Rim brake versions will begin shipping later this month, while the disc versions won’t be delivered until the first quarter of 2013. Retail price is US$8,200 for a fully custom frameset (frame, Enve 1.0 fork, headset, Parlee’s own carbon fiber front derailleur clamp, and custom paint) or US$7,200 for standard geometry. Either way, Rodi says every Z-Zero will include custom tube selections and lug layups.
Ultralight 29er hardtail
Jason Woznick of Fairwheel Bikes, Tucson, Arizona, certainly gets to play with more than his fair share of lightweight goodies. Fairwheel is one of the premier outlets of carbon fiber exotica, including bits from AX Lightness, Dash Cycles, EE Cycleworks, Extralite, Far and Near, KCNC, Mcfk, Parts of Passion, Schmolke, THM, Tune and others.

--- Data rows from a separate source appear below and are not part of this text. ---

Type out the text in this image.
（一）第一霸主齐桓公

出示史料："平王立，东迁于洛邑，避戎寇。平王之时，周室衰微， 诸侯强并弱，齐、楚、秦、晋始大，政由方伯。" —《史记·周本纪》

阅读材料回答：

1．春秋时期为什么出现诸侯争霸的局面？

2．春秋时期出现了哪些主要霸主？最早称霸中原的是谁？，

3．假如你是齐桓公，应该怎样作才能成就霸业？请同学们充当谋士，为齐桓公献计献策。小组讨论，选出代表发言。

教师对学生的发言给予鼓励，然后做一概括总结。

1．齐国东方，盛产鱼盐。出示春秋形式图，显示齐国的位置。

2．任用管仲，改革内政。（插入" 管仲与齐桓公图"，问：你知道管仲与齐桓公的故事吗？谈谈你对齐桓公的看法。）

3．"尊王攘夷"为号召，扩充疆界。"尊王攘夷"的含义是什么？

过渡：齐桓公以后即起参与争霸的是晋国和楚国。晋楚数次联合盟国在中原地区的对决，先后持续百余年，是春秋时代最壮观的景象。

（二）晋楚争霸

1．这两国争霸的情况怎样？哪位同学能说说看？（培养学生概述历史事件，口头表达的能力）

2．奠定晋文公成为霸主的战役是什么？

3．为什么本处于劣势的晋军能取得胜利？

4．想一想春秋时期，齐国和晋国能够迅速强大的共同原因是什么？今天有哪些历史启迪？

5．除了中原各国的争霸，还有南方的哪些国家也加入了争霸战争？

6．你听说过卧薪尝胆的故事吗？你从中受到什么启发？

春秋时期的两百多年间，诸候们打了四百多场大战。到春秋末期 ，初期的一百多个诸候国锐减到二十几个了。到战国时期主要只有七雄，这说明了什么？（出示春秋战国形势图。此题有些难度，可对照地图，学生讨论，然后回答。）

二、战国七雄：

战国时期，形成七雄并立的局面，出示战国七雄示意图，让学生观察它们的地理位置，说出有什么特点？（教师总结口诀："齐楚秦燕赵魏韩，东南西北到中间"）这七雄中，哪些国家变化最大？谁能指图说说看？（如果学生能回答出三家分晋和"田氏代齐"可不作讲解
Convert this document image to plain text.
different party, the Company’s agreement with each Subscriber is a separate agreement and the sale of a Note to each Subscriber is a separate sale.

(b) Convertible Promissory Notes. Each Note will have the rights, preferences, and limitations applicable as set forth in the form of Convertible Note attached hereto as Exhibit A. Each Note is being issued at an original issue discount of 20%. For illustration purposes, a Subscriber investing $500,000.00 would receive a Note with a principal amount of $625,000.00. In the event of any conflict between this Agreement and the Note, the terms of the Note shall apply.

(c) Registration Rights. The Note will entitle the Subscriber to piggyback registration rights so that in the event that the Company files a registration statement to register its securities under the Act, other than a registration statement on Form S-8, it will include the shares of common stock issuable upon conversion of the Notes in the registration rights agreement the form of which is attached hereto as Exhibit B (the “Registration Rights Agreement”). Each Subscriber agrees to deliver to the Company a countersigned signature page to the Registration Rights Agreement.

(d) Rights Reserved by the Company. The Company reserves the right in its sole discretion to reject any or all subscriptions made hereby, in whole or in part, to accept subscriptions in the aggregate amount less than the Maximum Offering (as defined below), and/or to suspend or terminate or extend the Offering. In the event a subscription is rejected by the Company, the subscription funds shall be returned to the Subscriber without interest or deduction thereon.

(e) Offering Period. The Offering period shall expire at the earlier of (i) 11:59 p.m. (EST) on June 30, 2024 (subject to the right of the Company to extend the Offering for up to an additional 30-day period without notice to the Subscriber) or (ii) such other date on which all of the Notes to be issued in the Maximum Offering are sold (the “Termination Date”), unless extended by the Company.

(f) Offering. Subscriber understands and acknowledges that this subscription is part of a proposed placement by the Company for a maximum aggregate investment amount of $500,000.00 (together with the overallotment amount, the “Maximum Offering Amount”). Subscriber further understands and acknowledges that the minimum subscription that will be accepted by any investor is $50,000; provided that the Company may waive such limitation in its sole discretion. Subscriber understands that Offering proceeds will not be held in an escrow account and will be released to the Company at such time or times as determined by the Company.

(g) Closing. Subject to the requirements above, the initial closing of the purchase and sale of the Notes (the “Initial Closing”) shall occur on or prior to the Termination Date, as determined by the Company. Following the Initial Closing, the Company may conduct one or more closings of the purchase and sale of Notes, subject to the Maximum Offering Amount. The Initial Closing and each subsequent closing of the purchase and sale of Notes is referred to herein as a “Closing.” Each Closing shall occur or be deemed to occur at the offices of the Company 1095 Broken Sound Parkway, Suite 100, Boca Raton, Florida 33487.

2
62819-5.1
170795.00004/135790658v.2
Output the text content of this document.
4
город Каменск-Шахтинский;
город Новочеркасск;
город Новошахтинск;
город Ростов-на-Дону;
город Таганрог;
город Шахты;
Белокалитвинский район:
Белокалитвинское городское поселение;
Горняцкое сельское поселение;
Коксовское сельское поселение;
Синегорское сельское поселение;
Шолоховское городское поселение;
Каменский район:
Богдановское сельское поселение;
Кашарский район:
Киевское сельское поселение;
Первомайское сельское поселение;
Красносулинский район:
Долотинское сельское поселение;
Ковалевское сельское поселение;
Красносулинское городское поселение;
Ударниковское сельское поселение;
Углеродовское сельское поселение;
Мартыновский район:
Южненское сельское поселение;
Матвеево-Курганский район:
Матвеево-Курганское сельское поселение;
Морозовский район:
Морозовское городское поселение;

This year at Interbike, Enve displayed Woznick’s personal carbon fiber 29er hardtail, built around a New Ultimate Warp frame said to weigh around 1,100g (2.43lb).
High-end exotica on Jason Woznick’s custom New Ultimate Warp
Woznick has dressed his new machine with Shimano XTR 2×10 derailleurs, Recon twist shifters, KCNC’s machined aluminum disc brakes and prototype 11-38T titanium cassette, a THM carbon fiber crankset, a Cannondale Lefty fork, a Tune carbon fiber saddle, and custom wheels built with Enve Composites rims and Tune hubs.
Since the show, however, Woznick has replaced the Recon shifters with XTR pods, and the KCNC brakes with Tune’s new Kill Hill stoppers. He says the complete weight without pedals is “right at 17lb [7.71kg] with durable parts that I consider race worthy”.